Unlike other in-space manufacturing and assembly approaches, bend-forming is low-powered and enabled only by the extremely low-temperature environment of space. In addition, this technique enables intelligent structures that take advantage of multifunctional materials to achieve new combinations of size, mass, stiffness, and precision. In addition, the resulting intelligent structures take advantage of multifunctional materials to achieve unprecedented combinations of size, mass, stiffness, and precision, breaking design paradigms that constrain conventional or tension-aligned spatial structures.

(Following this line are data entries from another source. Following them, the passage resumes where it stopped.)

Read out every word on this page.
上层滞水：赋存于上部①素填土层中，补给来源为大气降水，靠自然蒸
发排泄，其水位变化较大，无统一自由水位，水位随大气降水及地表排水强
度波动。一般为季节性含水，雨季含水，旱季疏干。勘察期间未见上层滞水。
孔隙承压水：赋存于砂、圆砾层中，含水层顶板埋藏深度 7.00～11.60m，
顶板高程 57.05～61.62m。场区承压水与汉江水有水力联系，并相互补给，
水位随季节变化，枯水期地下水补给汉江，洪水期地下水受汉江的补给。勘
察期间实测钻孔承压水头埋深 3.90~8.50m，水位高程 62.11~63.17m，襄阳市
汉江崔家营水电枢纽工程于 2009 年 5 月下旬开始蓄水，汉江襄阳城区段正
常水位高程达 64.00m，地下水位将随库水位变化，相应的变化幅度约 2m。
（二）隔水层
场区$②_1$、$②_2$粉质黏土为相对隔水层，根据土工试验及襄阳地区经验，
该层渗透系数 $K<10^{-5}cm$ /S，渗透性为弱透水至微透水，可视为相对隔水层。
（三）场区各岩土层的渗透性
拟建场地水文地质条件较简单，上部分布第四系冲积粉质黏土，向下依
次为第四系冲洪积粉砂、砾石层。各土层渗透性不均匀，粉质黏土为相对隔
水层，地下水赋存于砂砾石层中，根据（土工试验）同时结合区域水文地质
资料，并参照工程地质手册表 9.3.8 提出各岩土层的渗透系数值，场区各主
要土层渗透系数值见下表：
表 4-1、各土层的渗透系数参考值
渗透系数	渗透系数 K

In addition to their native precision, large curve shaped structures can use their electrostatic actuators to contour a reflective surface with sub-millimeter precision. This, Harsh said, will increase the accuracy of his orbit-manufactured antenna:
“The active control method is called electrostatic actuation and uses forces generated by electrostatic attraction to precisely shape a metal mesh into a curved shape that acts as a reflector for the antenna. We do this by applying a voltage between the mesh and a ‘command surface’ consisting of the Bend-Formed support structure and the deployable electrodes. By adjusting this voltage, we can precisely shape the reflector surface and achieve a high-gain satellite dish.”
Harsh and his colleagues deduce that this technique will enable a deployable mirror greater than 100 meters (328 ft) in diameter that could achieve a surface accuracy of 100 m/m and a specific area of more than 10 m.2/kg. This capability would surpass existing microwave radiometry technology and could lead to significant improvements in storm forecasting and a better understanding of atmospheric processes such as the hydrological cycle. This would have significant implications for Earth observation and exoplanet studies.
The team recently demonstrated a 1 meter (3.3 ft) prototype of an electrostatically actuated reflector with a Bend-Formed support structure at the 2023 American Institute of Aeronautics and Astronautics (AIAA). scitech conference, which ran from January 23 to 27 in National Harbor, Maryland. With this NIAC Phase I grant, the team plans to mature the technology with the ultimate goal of creating a microwave radiometry reflector.
Looking ahead, the team plans to investigate how bend-forming in geostationary orbit (GEO) can be used to create a microwave radiometry reflector with a 15 km (9.3 mi) field of view, a terrain resolution of 35 km (21.75 mi) and a proposed frequency range of 50 to 56 GHz: the super high and extremely high frequency (SHF/EHF) range. This will allow the telescope to retrieve temperature profiles of exoplanet atmospheres, a key feature that allows astrobiologists to measure habitability.
“Our goal with NIAC now is to work to implement our bend-forming and electrostatic actuation technology in space,” Harsh said. “We plan to manufacture 100m diameter antennas in geostationary orbit with a bent support structure and electrostatically actuated reflective surfaces. These antennas will enable a new generation of spacecraft with greater sensing, communication, and power capabilities.”